COMMENTARY

Learning to Coexist

Allan M. Block, MD

January 21, 2022

There's another doctor with whom I've referred patients, back and forth, for the last 20 years. I think he's good at his job and assume he feels the same way about me. We aren't social friends, but chat briefly when we run into each other at the hospital, or store, or local restaurants.

Last week I was at the hospital to read EEGs, and happened to see him in the doctor's parking lot. We wished each other a happy new year, talked briefly about a few mutual patients, and then went our separate ways.

As he pulled out, I noticed his car had a bumper sticker for a cause I strongly disagree with. I mean, 180 degrees opposed.

Suddenly, I didn't want to ever refer to him again. Why should I support him? He's the enemy.

Why should I help him out by referring patients?

But then I had to stop. Isn't this 2022? Aren't we supposed to be in a civilized world? This isn't my tribe versus your tribe, my cave versus your cave. The closest we're supposed to come to direct conflict with others is the "us versus them" world of professional and college sports.

I hope.

Aren't I supposed to be better than this? Isn't learning to coexist the whole point of the playground as a kid (besides burning off energy and giving the teacher a break)? Isn't the idea behind civilization to get along with each other, accept our differences as "agreeing to disagree," and work together? Like Hamilton and Jefferson, or Ronald Reagan and Tip O'Neill?

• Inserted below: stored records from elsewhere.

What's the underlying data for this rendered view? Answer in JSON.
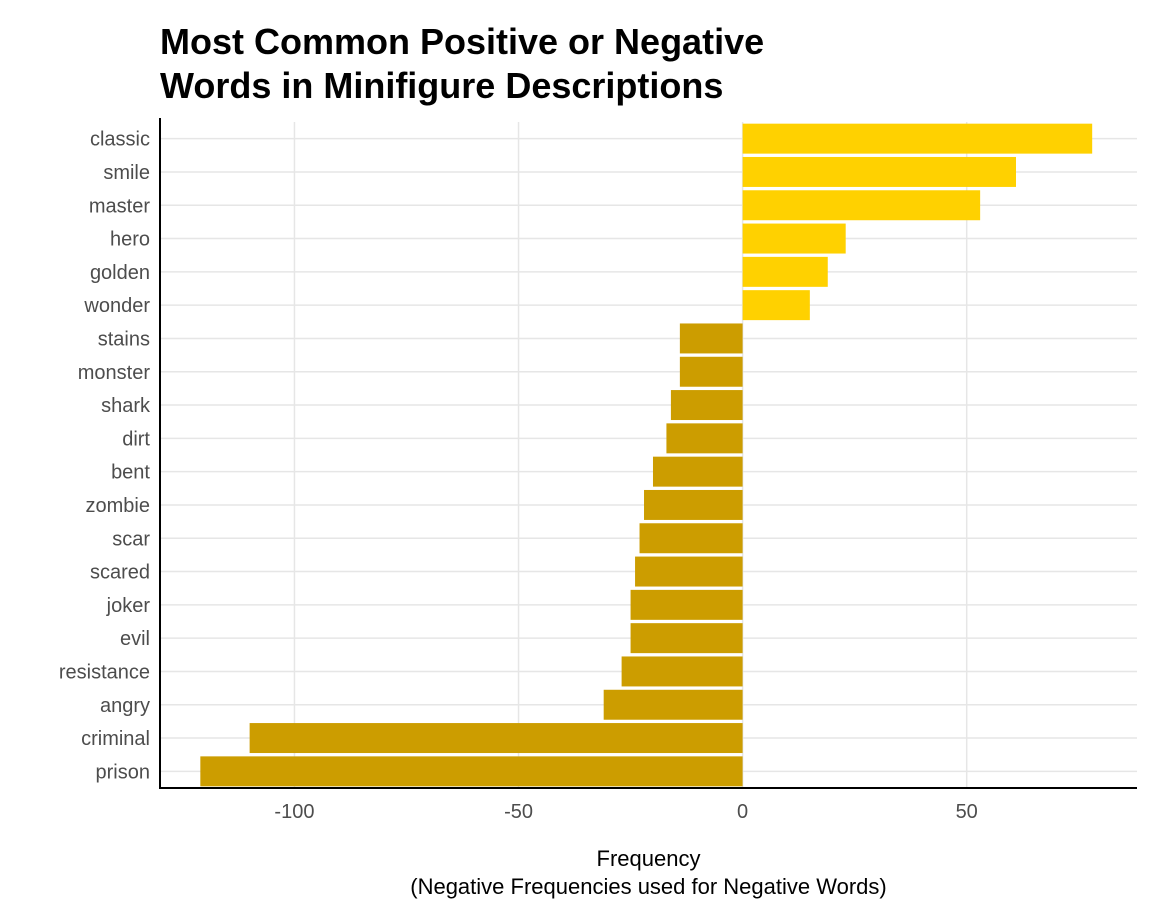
{
  "chart_data": {
    "type": "bar",
    "orientation": "horizontal",
    "title_lines": [
      "Most Common Positive or Negative",
      "Words in Minifigure Descriptions"
    ],
    "xlabel_lines": [
      "Frequency",
      "(Negative Frequencies used for Negative Words)"
    ],
    "ylabel": "",
    "xlim": [
      -130,
      88
    ],
    "xticks": [
      -100,
      -50,
      0,
      50
    ],
    "xtick_labels": [
      "-100",
      "-50",
      "0",
      "50"
    ],
    "grid": true,
    "legend": "none",
    "colors": {
      "positive": "#FFD100",
      "negative": "#CC9D00",
      "grid": "#E6E6E6",
      "axis": "#000000",
      "tick_text": "#4D4D4D"
    },
    "categories": [
      "classic",
      "smile",
      "master",
      "hero",
      "golden",
      "wonder",
      "stains",
      "monster",
      "shark",
      "dirt",
      "bent",
      "zombie",
      "scar",
      "scared",
      "joker",
      "evil",
      "resistance",
      "angry",
      "criminal",
      "prison"
    ],
    "values": [
      78,
      61,
      53,
      23,
      19,
      15,
      -14,
      -14,
      -16,
      -17,
      -20,
      -22,
      -23,
      -24,
      -25,
      -25,
      -27,
      -31,
      -110,
      -121
    ]
  }
}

Refusing to work with another competent physician because I disagree with their personal, religious, or political beliefs is just plain stupid.

Politicians and pundits try to convince us that people who disagree with us are the enemy, but that's horse hockey. The truth is that the majority of people out there, regardless of personal beliefs, are decent, hardworking, and just trying to support their families like I am mine.

Later that week I had a patient who clearly needed the other doctor's expertise, and I gave her his name and phone number. She asked if I'd send my own family to him, and I said, unequivocally, "yes" (actually I have).

Because, at the end of the day, we're all people, along on the same ride. To not send a patient to him wouldn't be in their best interest, which is what I'm supposed to be watching out for.

Not only that, but if I don't refer just because I disagree with him as a person, then I've become the problem and not the solution.

Because I, and everyone else, have to try to be better than that.

Block has a solo neurology practice in Scottsdale, Ariz.